23-46話
『むきー! どうなっているんだ!』
タカスィーの放ったペンギン型ゴーレム達は、ペンちゃん率いるダンジョンゴーレム達に全て破壊された。怒るタカスィー。
『こうなったら破壊光線で何もかも破壊してやる!』
破壊光線の威力は絶大だ。数時間前に試し撃ちしたその光線は山を吹き飛ばし、さらに平地となったその場所を汚染した。
「まずいぞ! 婚約者のネックレスで防御できそうだが、さすがに広い範囲は無理だ」
ジェーンが悔しそうにそう言った。
「いや、まだ手段はあります!」
アンゴーラが声をあげた。アンゴーラは乙女ゲームの主人公だ。そして地球にいた時はこの乙女ゲームをやり込んでいた。乙女ゲームのシナリオの強制力がこの世界にあるなら、彼女のゲーム知識が役に立つ時だ。
「魔女っ子にはお約束があるのです!」
お約束。それは、変身中には攻撃しないとか、主人公たちのセリフは最後まで聞くとか、戦いの最中スカートがめくれそうな時は謎の光が遮るとか、温泉のシーンでは何故かいい感じで湯気が大切な所を隠してくれるとか。そのおかげでR18でなくても放送できるのだ。
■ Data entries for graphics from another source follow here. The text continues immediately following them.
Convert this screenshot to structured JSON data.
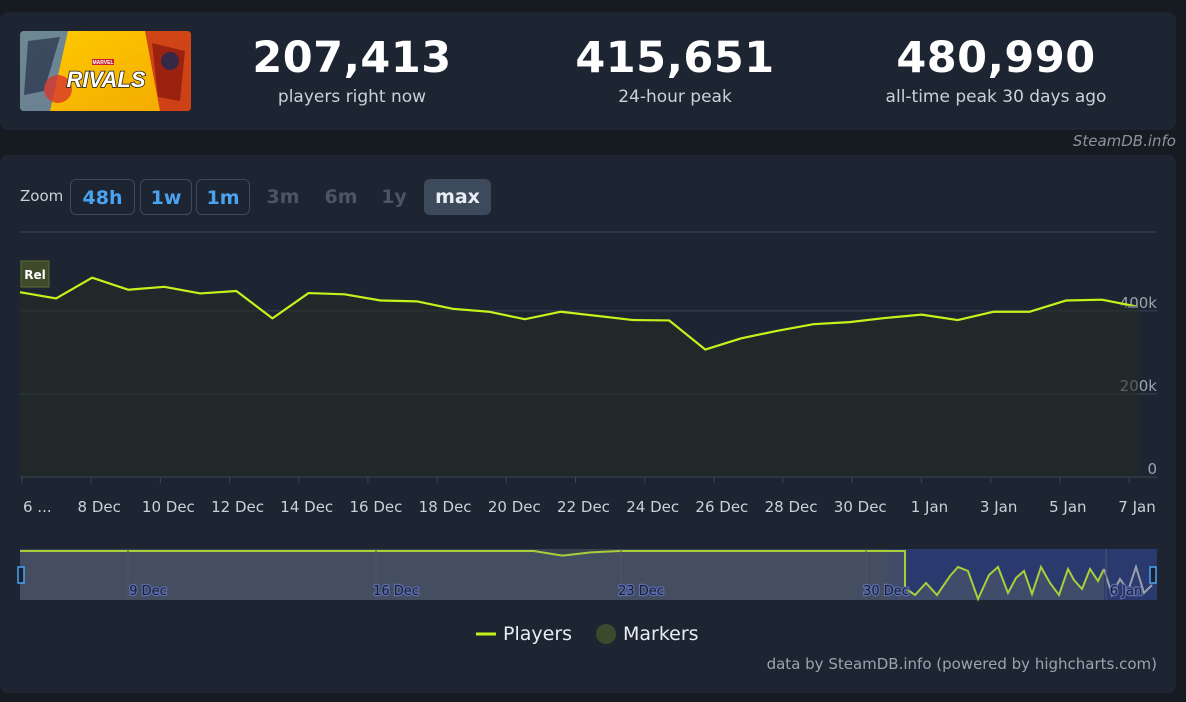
{
  "stats": [
    {
      "value": "207,413",
      "label": "players right now"
    },
    {
      "value": "415,651",
      "label": "24-hour peak"
    },
    {
      "value": "480,990",
      "label": "all-time peak 30 days ago"
    }
  ],
  "game_logo": {
    "text": "RIVALS",
    "brand": "MARVEL"
  },
  "credit_top": "SteamDB.info",
  "zoom": {
    "label": "Zoom",
    "buttons": [
      {
        "label": "48h",
        "state": "on"
      },
      {
        "label": "1w",
        "state": "on"
      },
      {
        "label": "1m",
        "state": "on"
      },
      {
        "label": "3m",
        "state": "off"
      },
      {
        "label": "6m",
        "state": "off"
      },
      {
        "label": "1y",
        "state": "off"
      },
      {
        "label": "max",
        "state": "sel"
      }
    ]
  },
  "legend": {
    "players": "Players",
    "markers": "Markers"
  },
  "credit_bottom": "data by SteamDB.info (powered by highcharts.com)",
  "colors": {
    "line": "#c6f21c",
    "marker": "#3b4a2c",
    "navigator_mask": "#2b3a6e"
  },
  "chart_data": {
    "type": "line",
    "series": [
      {
        "name": "Players",
        "x": [
          "6 Dec",
          "7 Dec",
          "8 Dec",
          "9 Dec",
          "10 Dec",
          "11 Dec",
          "12 Dec",
          "13 Dec",
          "14 Dec",
          "15 Dec",
          "16 Dec",
          "17 Dec",
          "18 Dec",
          "19 Dec",
          "20 Dec",
          "21 Dec",
          "22 Dec",
          "23 Dec",
          "24 Dec",
          "25 Dec",
          "26 Dec",
          "27 Dec",
          "28 Dec",
          "29 Dec",
          "30 Dec",
          "31 Dec",
          "1 Jan",
          "2 Jan",
          "3 Jan",
          "4 Jan",
          "5 Jan",
          "6 Jan"
        ],
        "values": [
          445000,
          430000,
          480000,
          451000,
          458000,
          442000,
          448000,
          382000,
          443000,
          440000,
          425000,
          423000,
          405000,
          398000,
          380000,
          398000,
          388000,
          378000,
          377000,
          307000,
          334000,
          352000,
          368000,
          373000,
          383000,
          391000,
          378000,
          398000,
          398000,
          425000,
          427000,
          410000
        ]
      }
    ],
    "x_tick_labels": [
      "6 ...",
      "8 Dec",
      "10 Dec",
      "12 Dec",
      "14 Dec",
      "16 Dec",
      "18 Dec",
      "20 Dec",
      "22 Dec",
      "24 Dec",
      "26 Dec",
      "28 Dec",
      "30 Dec",
      "1 Jan",
      "3 Jan",
      "5 Jan",
      "7 Jan"
    ],
    "y_ticks": [
      0,
      200000,
      400000
    ],
    "y_tick_labels": [
      "0",
      "200k",
      "400k"
    ],
    "ylim": [
      0,
      590000
    ],
    "grid": true,
    "markers": [
      {
        "x": "6 Dec",
        "label": "Rel"
      }
    ],
    "navigator": {
      "labels": [
        "9 Dec",
        "16 Dec",
        "23 Dec",
        "30 Dec",
        "6 Jan"
      ]
    }
  }
}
「さあ、皆、こっちに集まって輪になって手を出して!」
ボロボロの魔女服を着たヨシオの婚約者達は輪になり、輪の中心で全員が手を重ねた。それを確認してアンゴーラが叫んだ。
「一人はみんなのために、みんなは一人ために! チェーンジプリンセス! 最終形態!」
ヨシオは目を輝かせた。その先が予想できるからだ。これこそお約束だ!
「まさか、本物を見ることができるなんて! TVアニメで最終回間際になると最終進化するやつ! フリフリの魔女っ娘服が豪華で無敵で神聖な感じの衣装になるやつ! そして皆で必殺技を出しまくって敵を倒す! この世界にもそれがあったか! さすがアンゴーラだ!」
ヨシオは一人感動しながら、金色に輝き始めた婚約者の少女達を見つめていた。そして変身は最終局面を迎えた。
「「「空よ!」」」
「「「海よ」」」
「「「大地よ」」」
皆の声がこだました! 言葉の意図は分からないけどなんとなくいい感じだ!
「「「変身オールプリンセス!」」」
シャム姫が手を掲げヨシオを指さした。
「え、俺!?」
ヨシオの体が虹色に輝き始めた。
「ひぃー!」
ヨシオを中心として虹色の光が膨れ上がった。空からはきらめく光が、海からは水面から輝く光が、そして大地からは草原の優しい光が。あたりは眩しい光に包まれた。そして、光が消滅すると・・・
「まじか」
「これが最終兵器なのか」
「予想外」
「勝てるかな」
「自分が戦うつもりだったけど」
「尊い犠牲というか」
「まかせてもいいのかしら」
「本当の主人公だし」
「しかも当事者」
「いいところを見せてもらうわよ! ヨシオ!」
虹の光が消えたその場所には巨大化したヨシオがいた。